What Phil wants, Phil gets.

But there appears to be an uprising of citizens united against the casino. Recently, the town council of Stokesdale, which sits just across the county line in Guilford but is only about six miles from the proposed 192-acre casino, passed a resolution against the project at its August 10th meeting. The resolution cites Earl Grinols and David Mustard’s “Casinos, Crime, and Community Costs,”which presents bushels of hard numbers, evidence that an average county of a population of 100,000 people can expect significant increases in major crimes where casino and gaming operations are present. Candidate for governor Mark Walker showed up to speak against the Casino, and the chair of the town council said that such a major change in state law had been moving behind closed doors and "outside of the public eye," a fact he found extraordinary and disturbing.

The little town of Summerfield, also close by in Guilford, also pushed back against what Berger wants, passing a resolution in favor of Rockingham County residents having the right to vote on the issue in a referendum. The commish in Rockingham could allow that, but they won't. Because of Berger family muscle.
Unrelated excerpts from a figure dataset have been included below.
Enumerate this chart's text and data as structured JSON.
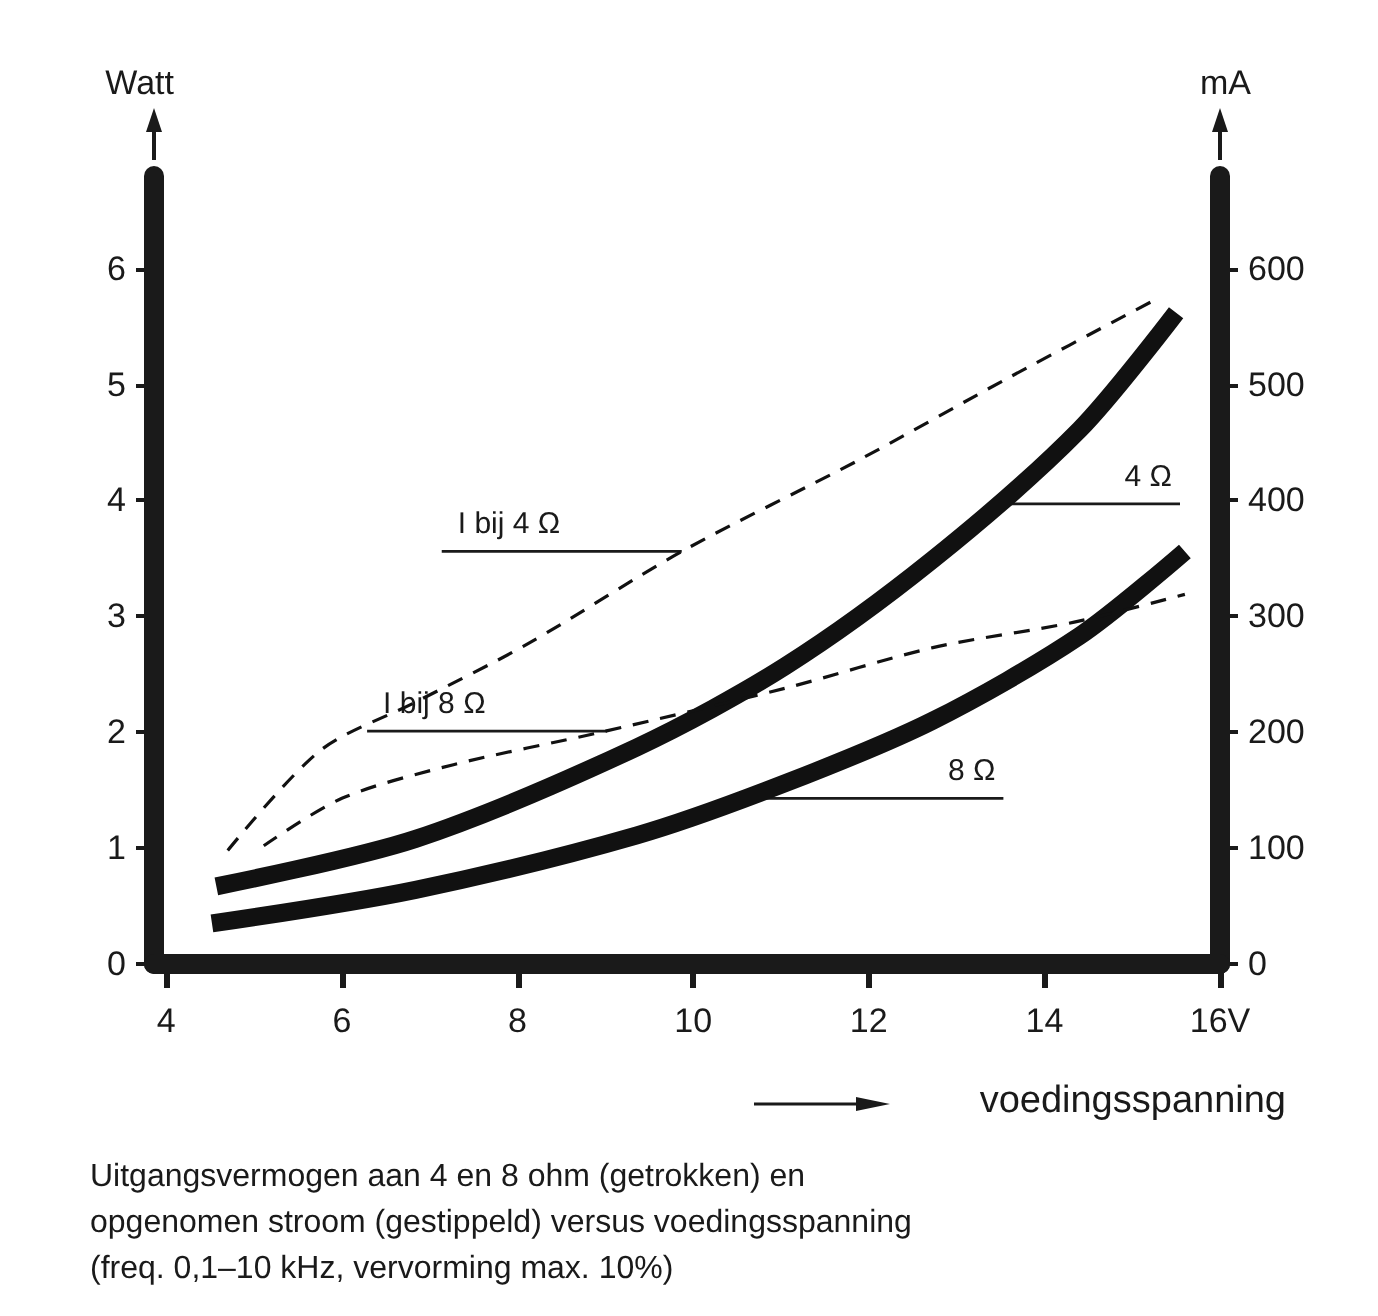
{
  "chart_data": {
    "type": "line",
    "series": [
      {
        "color": "#111111",
        "line_style": "solid",
        "x": [
          4.57,
          6.84,
          9.36,
          11.05,
          12.73,
          14.4,
          15.5
        ],
        "values": [
          0.67,
          1.08,
          1.87,
          2.57,
          3.49,
          4.61,
          5.62
        ]
      },
      {
        "color": "#111111",
        "line_style": "solid",
        "x": [
          4.52,
          6.84,
          9.36,
          11.05,
          12.73,
          14.4,
          15.6
        ],
        "values": [
          0.35,
          0.64,
          1.11,
          1.56,
          2.1,
          2.83,
          3.56
        ]
      },
      {
        "color": "#111111",
        "line_style": "dashed",
        "axis": "y2",
        "x": [
          4.7,
          5.75,
          6.84,
          8.11,
          9.87,
          11.89,
          13.57,
          15.23
        ],
        "values": [
          98,
          184,
          226,
          276,
          356,
          435,
          505,
          572
        ]
      },
      {
        "color": "#111111",
        "line_style": "dashed",
        "axis": "y2",
        "x": [
          5.11,
          6.0,
          7.27,
          8.95,
          11.05,
          12.73,
          14.34,
          15.6
        ],
        "values": [
          102,
          143,
          172,
          200,
          238,
          273,
          295,
          319
        ]
      }
    ],
    "xlabel": "voedingsspanning",
    "ylabel": "Watt",
    "y2label": "mA",
    "xlim": [
      3.86,
      16
    ],
    "xticks": [
      4,
      6,
      8,
      10,
      12,
      14,
      {
        "value": 16,
        "label": "16V"
      }
    ],
    "ylim": [
      0,
      6.8
    ],
    "yticks": [
      0,
      1,
      2,
      3,
      4,
      5,
      6
    ],
    "y2lim": [
      0,
      680
    ],
    "y2ticks": [
      0,
      100,
      200,
      300,
      400,
      500,
      600
    ],
    "grid": false,
    "marker": "none",
    "annotations": [
      {
        "text": "I bij 4 Ω",
        "x": 9.87,
        "y": 3.56
      },
      {
        "text": "I bij 8 Ω",
        "x": 9.02,
        "y": 2.01
      },
      {
        "text": "4 Ω",
        "x": 13.57,
        "y": 3.97
      },
      {
        "text": "8 Ω",
        "x": 10.8,
        "y": 1.43
      },
      "Uitgangsvermogen aan 4 en 8 ohm (getrokken) en\nopgenomen stroom (gestippeld) versus voedingsspanning\n(freq. 0,1–10 kHz, vervorming max. 10%)"
    ]
  }
}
For the past month, Summerfield residents have organized and communicated closely with Rockingham residents about what a casino could mean for the town of about 11,000, roughly 8.5 miles north of the 192-acre plot of land that a major national casino developer seeks to build upon.

Meanwhile, in Madison, NC, the closest town in actual Rockingham County, the town council has been lobbied by a local cheerleader for casinos but has otherwise taken no action. The man who spoke up for casinos is "a lifelong Madison resident with five homes and 55 acres of land near the US 220 plot at issue." His self-described expertise (not making this up) came directly from business trips at casino hotels in Reno, Las Vegas, and Atlantic City. He poo-poohed the fear of organized prostitution, claiming that prostitution "is thriving here already because of young women hooked on crack, meth and heroin....’’ The empathy of the business traveler!

Sam Page

So far no Rockingham municipality has passed any resolution implying doubt or criticism of Berger's pet project. Are they afraid to?

Here's what may blow up more public opposition. Longtime Rockingham County Sheriff Sam Page (some 25 years on the job) attended the Summerfield Town Council meeting that passed the resolution, "spoke loudly and clearly" --- "in no uncertain terms" -- about the dangers of legalized gambling in a mainly rural county like Rockingham. "Page said that given the 'slippery slope' of gambling that the state is already on – the Education Lottery, a move toward legalizing sports betting and now the potential proliferation of casinos – he wonders what the state will look like in the future."

He attended the Summerfield town council meeting to lend his support to the call for a referendum -- let the people decide if they want this kind of economic development. Defy Phil Berger, probably no small thing for this fellow Republican sheriff. 

Sam Page, just incidentally, announced back in May that he will be running for lieutenant governor in the 2024 Republican primary, and I think he found an issue that will resonate in other rural counties.